I don’t know if it was all the jinx-y things happening at once, or that little voice in my head that kept nagging at me, saying I wasn’t getting the full story from Monty, or if it was the picture Ava had as the wallpaper on her phone. I’d seen it while I was looking for Monty’s ring—a picture of the same B and B Monty had on his phone. Whatever the reason, I knew I needed to talk to him before the wedding.

So, I snuck out of my room, in my robe with my hair and makeup done, and found him in the groom’s suite, having some kind of video game tournament with the groomsmen.

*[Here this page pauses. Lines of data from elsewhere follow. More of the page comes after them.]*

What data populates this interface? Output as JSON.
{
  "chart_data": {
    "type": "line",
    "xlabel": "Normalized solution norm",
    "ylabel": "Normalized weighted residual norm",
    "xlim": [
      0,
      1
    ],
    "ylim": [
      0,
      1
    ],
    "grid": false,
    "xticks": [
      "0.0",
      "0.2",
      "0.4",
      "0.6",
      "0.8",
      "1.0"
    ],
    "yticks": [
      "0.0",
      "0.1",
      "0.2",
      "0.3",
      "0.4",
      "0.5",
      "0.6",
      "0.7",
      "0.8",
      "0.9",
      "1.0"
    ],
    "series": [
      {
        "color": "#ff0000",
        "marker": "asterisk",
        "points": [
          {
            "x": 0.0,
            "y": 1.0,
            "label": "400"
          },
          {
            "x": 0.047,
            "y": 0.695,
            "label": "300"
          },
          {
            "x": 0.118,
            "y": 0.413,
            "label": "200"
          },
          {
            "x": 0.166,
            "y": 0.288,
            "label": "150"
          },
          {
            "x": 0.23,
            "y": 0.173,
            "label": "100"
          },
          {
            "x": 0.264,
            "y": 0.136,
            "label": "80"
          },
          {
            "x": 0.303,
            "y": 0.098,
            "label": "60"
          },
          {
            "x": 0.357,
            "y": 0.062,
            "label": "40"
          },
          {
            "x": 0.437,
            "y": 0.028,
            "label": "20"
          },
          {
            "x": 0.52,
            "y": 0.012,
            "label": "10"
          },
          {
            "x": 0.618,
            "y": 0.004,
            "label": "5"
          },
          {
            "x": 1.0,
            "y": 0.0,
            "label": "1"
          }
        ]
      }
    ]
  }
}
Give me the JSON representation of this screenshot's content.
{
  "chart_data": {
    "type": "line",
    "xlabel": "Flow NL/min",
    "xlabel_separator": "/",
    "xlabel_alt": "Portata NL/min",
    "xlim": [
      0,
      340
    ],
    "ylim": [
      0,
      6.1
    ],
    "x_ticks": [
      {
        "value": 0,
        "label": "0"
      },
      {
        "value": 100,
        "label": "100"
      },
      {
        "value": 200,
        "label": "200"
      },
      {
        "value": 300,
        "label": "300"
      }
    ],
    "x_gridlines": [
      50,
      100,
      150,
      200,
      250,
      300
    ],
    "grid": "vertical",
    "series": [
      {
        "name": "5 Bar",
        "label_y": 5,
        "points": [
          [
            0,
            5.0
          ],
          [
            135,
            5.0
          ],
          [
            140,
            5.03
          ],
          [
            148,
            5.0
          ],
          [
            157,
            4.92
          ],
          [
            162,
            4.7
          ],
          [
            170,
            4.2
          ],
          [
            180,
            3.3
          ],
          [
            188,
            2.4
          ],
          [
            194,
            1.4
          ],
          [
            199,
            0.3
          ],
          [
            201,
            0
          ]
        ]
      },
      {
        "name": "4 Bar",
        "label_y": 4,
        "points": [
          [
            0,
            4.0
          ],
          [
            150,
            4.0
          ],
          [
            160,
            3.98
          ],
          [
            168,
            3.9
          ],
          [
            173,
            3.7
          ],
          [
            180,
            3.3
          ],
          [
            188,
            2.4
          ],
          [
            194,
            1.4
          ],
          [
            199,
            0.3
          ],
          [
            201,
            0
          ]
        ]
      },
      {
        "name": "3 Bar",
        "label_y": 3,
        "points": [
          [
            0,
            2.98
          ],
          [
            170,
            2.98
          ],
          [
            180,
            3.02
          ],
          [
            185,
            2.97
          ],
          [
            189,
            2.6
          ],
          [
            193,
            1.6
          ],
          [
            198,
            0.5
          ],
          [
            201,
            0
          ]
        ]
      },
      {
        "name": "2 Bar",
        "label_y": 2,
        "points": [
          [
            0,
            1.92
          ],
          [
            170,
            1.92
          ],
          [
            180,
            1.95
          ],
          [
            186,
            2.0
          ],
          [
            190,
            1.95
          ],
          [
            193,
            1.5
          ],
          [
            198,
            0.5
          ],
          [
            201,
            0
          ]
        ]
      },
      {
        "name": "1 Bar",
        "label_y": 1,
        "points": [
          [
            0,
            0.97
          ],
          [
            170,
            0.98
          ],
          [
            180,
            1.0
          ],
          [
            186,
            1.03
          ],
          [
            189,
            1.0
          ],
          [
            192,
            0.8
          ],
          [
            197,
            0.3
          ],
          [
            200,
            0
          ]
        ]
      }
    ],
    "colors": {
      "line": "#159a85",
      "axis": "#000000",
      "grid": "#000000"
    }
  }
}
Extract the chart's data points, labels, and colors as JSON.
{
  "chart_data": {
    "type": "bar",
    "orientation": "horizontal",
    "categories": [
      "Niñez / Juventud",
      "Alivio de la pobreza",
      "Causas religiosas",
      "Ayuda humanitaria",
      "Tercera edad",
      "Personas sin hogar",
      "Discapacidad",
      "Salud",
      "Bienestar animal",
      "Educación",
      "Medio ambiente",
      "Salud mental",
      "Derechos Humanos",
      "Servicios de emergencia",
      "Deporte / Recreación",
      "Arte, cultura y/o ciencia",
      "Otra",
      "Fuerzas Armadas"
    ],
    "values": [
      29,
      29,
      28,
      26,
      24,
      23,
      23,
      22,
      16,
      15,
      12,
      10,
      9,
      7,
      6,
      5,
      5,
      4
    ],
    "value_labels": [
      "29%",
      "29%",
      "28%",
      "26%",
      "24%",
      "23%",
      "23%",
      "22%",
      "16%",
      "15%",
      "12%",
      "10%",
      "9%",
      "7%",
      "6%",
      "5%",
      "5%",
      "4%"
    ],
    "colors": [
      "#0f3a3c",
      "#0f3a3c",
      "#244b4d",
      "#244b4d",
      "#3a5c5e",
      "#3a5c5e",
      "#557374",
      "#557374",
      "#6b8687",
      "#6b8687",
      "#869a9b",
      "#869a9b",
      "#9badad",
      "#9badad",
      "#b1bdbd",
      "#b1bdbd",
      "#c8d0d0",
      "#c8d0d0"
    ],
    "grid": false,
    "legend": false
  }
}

“Hey,” I said, peeking around the door. “Can I talk to you, Monty? Really quickly.”

He came out of the room, shutting the door to the suite behind him.

“Is it about the ring?” he asked.

“No, but who told you about that?” He didn’t say, but I knew the answer already. Ava, obviously.

“Monty,” I started. “I can’t shake this feeling that you haven’t been fully honest with me about the Ava thing.”

“What?” He said, his brows pulled downward. “Are you serious right now?”

I folded my arms in front of me. “I am.”

“Mila, we’re about to get married. My family and all our important friends are out there, and you’re bringing this up now?” He shook his head while looking around the hall—anywhere but at me.

“I need to know,” I told him.

He breathed heavily out his nose, something he did when he was frustrated—a trait I’d seen mostly at work—that I’d always found super irritating. “This really isn’t something we need to talk about right now,” he said.

That was his answer, and it was also mine.

I should have called it off then and there, but I think I was kind of out of my head, because I went back to my room, got in my gown, and acted like I was going to walk down the aisle anyway. I think it was shock.

But I snapped out of it when I heard “Here Comes the Bride.” I looked at my dad, shook my head, and told him he’d need to walk down the aisle and tell Monty I wouldn’t be saying, “I do,” and I turned around and left, hailing a cab outside the hotel. A true runaway bride moment.

I do regret that I didn’t get to see the pure mayhem that ensued, but my family did and they were happy to fill me in. Turns out my parents and Everett didn’t like Monty. They really need to start being honest with me regarding the people I keep in my life.

Anyway, the story goes that when my dad told Monty I wasn’t coming, he freaked out, and Ava ran to him. Jillian, who was upset about the ruined wedding she’d planned, publicly called out Ava and Monty, who’d apparently been getting together behind my back for months, and then grabbed Ava’s bouquet out of her hand and started whacking the two of them with it.

When my mom was cleaning up my stuff from the bridal suite to bring back to me, she found Monty’s ring tucked inside Ava’s makeup bag.

The following Monday, with my family packing up my place because I’d made the easy decision to move back to Colorado, I went in to work to quit. To my surprise, Monty was there, and so was his superior, and they called me into Monty’s office and let me go. It turns out Monty’s father owned the largest percentage of LogicSphere, and so it was never a fair fight. I was told my position was being eliminated. Joke’s on them because they didn’t know I’d planned to quit, and when they let me go, they gave me a pretty decent severance package to leave quietly. So that felt a little like a win.

Before I ended contact with Abby (because in the end, she’d picked her side, and that was with the people she’d known longer than me), she told me Ava and Monty dated for about a month after the wedding before it fizzled out.